Date of Award:

5-2009

Document Type:

Thesis

Degree Name:

Master of Science (MS)

Department:

Nutrition, Dietetics, and Food Sciences

Advisor/Chair:

Silvana Martini

Abstract

In addition to the contribution of lipids to food texture and aroma, the effect of lipids on taste perception is now commonly studied. It has been found that lipids may affect taste perception through lipid composition (i.e., cis-polyunsaturated fatty acids).

This study assessed the effect of lipid composition on the recognition thresholds of the basic tastes (i.e., sour, umami, bitter, salty, sweet) in emulsion model systems as well as taste intensities perceived at low suprathreshold concentrations. Taste thresholds and intensities in corresponding aqueous systems were determined for comparison. To evaluate the effect of lipid chemical composition on tastant detection, 20% oil emulsions were formulated with either anhydrous milk fat, soybean oil, or a blend comprised of a 1:1 ratio (by weight) of milk fat and soybean oil. Prior to taste testing, emulsions were deemed to have the necessary physicochemical characteristics (i.e., stability, pH, droplet size, viscosity) for use in taste experiments. Thresholds were determined according to the ASTM forced-choice ascending concentration series method using 11 trained panelists. Taste intensities were rated on a numerical scale of zero to 15 by 10 trained panelists.
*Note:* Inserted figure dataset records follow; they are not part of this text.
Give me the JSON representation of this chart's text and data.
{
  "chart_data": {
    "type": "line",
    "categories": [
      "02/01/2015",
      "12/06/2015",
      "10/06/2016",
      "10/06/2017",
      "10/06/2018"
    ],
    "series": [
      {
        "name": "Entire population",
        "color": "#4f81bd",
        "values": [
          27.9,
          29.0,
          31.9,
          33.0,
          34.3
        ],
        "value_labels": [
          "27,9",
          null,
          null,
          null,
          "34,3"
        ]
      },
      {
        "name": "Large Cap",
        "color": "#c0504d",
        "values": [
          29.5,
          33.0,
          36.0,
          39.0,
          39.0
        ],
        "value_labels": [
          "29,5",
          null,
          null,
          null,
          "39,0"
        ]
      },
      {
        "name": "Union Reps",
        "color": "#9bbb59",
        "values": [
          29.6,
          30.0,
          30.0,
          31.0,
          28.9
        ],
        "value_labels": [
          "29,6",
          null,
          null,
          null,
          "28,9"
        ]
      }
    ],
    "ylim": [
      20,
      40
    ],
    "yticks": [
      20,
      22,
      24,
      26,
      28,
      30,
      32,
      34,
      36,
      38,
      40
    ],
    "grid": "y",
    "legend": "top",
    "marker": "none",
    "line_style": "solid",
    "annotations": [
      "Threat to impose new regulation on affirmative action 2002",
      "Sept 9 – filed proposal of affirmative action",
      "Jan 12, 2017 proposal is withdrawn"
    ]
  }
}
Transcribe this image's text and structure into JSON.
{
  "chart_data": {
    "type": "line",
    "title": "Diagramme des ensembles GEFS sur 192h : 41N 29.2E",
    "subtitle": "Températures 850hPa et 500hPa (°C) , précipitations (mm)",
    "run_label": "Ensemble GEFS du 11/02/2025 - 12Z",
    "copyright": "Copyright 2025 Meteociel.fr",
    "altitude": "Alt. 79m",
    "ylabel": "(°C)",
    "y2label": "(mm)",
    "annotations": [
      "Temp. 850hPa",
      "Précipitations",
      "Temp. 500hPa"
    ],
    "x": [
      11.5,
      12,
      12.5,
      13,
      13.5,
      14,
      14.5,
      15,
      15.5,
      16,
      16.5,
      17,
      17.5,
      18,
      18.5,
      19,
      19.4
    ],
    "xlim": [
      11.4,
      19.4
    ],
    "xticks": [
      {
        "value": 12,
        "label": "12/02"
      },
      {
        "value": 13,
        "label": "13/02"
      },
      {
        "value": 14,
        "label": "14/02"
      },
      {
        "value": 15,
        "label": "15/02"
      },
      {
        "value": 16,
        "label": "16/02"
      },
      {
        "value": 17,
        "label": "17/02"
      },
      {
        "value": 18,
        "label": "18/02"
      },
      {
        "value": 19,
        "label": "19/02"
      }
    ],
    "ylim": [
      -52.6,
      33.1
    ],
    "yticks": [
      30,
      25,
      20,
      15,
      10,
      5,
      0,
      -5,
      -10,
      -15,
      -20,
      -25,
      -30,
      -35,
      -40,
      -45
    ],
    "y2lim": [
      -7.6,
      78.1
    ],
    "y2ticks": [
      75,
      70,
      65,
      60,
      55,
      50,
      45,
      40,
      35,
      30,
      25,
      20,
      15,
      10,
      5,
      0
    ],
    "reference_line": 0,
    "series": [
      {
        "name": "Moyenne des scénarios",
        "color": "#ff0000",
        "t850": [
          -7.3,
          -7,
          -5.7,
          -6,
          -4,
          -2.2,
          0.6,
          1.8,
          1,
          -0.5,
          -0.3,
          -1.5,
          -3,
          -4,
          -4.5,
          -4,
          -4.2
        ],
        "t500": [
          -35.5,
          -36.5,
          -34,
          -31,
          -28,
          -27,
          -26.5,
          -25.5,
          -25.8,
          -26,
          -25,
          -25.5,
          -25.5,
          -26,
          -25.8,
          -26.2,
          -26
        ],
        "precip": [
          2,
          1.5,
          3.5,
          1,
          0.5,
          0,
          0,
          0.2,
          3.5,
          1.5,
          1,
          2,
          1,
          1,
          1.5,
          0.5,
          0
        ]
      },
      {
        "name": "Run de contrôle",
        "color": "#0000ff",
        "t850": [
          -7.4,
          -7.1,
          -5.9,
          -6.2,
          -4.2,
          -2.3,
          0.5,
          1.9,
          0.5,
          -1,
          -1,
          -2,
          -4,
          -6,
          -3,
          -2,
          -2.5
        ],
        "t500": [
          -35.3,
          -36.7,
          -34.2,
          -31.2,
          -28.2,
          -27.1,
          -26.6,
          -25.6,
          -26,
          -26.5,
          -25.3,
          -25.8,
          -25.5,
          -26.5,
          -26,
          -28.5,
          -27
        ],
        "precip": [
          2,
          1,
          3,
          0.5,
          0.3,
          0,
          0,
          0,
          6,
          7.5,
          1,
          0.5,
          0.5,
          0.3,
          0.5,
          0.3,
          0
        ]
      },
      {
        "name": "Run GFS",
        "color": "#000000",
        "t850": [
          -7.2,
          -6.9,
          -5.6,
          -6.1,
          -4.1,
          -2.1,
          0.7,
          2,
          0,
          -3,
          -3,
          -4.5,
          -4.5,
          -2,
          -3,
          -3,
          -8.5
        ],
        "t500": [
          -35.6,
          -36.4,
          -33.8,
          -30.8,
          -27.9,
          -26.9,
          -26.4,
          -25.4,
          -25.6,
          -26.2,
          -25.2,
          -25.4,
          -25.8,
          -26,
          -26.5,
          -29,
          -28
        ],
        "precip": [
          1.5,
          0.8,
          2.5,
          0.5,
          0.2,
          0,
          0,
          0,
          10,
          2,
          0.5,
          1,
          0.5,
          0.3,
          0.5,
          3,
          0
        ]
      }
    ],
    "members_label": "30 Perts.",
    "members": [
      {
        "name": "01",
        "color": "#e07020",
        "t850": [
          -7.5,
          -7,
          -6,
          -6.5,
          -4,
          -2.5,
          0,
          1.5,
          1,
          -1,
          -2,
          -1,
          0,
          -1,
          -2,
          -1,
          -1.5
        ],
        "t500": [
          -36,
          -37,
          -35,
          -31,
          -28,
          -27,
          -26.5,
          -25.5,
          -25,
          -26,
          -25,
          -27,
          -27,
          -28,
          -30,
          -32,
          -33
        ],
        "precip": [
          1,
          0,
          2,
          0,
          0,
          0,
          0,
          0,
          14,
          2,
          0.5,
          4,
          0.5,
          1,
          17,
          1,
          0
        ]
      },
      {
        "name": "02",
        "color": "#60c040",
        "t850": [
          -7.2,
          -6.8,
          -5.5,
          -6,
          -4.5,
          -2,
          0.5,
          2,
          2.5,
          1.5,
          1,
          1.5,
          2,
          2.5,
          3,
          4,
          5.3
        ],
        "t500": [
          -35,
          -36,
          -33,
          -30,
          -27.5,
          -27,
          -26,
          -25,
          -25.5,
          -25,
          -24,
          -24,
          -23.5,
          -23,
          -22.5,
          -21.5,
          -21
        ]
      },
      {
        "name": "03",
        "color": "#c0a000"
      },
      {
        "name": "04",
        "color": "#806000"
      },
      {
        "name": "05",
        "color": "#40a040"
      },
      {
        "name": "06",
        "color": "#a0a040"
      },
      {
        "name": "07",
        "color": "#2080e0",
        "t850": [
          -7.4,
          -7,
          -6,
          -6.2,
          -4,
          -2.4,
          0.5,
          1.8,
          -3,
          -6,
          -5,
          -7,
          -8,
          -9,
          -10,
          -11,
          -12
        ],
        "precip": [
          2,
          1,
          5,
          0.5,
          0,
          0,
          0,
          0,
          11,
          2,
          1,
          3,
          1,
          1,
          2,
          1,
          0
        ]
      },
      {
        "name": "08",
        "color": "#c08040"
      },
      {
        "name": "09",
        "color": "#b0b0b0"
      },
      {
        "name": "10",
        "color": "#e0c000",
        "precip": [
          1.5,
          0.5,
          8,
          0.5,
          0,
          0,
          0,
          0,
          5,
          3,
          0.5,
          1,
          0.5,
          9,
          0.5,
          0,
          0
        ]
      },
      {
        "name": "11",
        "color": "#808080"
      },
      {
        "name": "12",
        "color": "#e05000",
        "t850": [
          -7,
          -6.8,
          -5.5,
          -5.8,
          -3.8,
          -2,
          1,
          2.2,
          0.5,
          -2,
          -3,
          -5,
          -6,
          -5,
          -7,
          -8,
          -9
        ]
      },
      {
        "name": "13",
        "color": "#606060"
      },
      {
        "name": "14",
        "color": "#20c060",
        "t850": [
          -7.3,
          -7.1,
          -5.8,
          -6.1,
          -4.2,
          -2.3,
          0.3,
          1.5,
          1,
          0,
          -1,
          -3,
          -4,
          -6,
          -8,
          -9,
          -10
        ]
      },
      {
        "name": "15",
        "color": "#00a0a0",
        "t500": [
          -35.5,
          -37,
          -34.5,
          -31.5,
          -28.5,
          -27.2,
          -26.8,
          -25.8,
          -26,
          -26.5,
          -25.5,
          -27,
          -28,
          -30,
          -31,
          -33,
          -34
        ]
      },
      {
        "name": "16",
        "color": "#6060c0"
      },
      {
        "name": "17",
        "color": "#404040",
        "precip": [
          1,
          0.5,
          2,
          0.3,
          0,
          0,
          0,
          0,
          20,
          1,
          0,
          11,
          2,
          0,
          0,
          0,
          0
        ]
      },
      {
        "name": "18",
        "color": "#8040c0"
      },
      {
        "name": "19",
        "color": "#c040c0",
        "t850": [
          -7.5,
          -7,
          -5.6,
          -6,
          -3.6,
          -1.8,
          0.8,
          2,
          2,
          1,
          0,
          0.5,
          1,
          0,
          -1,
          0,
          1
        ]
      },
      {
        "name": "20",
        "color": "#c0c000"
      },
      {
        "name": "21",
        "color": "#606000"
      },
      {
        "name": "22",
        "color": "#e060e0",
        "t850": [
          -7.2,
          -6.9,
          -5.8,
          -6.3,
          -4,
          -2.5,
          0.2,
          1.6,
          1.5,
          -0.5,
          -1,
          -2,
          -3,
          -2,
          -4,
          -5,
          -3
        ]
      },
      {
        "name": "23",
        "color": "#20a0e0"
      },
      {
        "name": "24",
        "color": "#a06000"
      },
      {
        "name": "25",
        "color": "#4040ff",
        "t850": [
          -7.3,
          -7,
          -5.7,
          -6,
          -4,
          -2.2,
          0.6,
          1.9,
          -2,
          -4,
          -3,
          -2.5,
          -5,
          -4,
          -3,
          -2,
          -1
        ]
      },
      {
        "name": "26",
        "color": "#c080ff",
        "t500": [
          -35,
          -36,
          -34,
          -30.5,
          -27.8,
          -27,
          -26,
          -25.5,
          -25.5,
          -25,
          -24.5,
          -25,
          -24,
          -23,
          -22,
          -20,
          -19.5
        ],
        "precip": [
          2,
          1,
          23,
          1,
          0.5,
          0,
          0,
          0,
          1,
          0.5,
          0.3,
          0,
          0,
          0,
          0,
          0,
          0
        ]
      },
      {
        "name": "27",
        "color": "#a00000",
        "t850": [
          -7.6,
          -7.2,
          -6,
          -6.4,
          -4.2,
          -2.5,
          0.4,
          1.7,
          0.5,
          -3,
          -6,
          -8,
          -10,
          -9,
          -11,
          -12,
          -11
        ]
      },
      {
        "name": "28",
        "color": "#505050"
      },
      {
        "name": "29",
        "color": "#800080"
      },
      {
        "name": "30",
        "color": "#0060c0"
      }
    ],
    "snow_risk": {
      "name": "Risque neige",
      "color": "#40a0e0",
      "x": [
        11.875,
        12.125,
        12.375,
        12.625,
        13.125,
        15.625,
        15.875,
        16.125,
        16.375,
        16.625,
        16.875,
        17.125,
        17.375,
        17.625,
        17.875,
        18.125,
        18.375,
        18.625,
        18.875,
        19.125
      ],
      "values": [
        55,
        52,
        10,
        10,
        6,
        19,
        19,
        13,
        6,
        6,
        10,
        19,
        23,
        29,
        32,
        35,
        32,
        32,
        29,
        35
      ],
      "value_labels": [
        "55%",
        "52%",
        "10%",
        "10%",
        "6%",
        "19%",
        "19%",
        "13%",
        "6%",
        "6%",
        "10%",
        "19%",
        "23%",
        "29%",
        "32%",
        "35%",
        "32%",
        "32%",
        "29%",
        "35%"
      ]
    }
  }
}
As expected, aqueous thresholds were generally lower than those of respective emulsions; however, these differences were not always found to be significant. Though lipid composition affected emulsion thresholds slightly for all tastes except bitter, a significant relationship between thresholds and fat composition was not established. Taste intensity appears to increase proportionally to increases in tastant concentration at suprathreshold concentrations near recognition threshold. Some results from taste intensity experiments indicate that fatty acid composition may be influencing results, but the implications are unclear based upon these experiments. These results suggest that the role of lipids in taste perception is more complex than simply correlating with an increase in polyunsaturated fatty acids in general.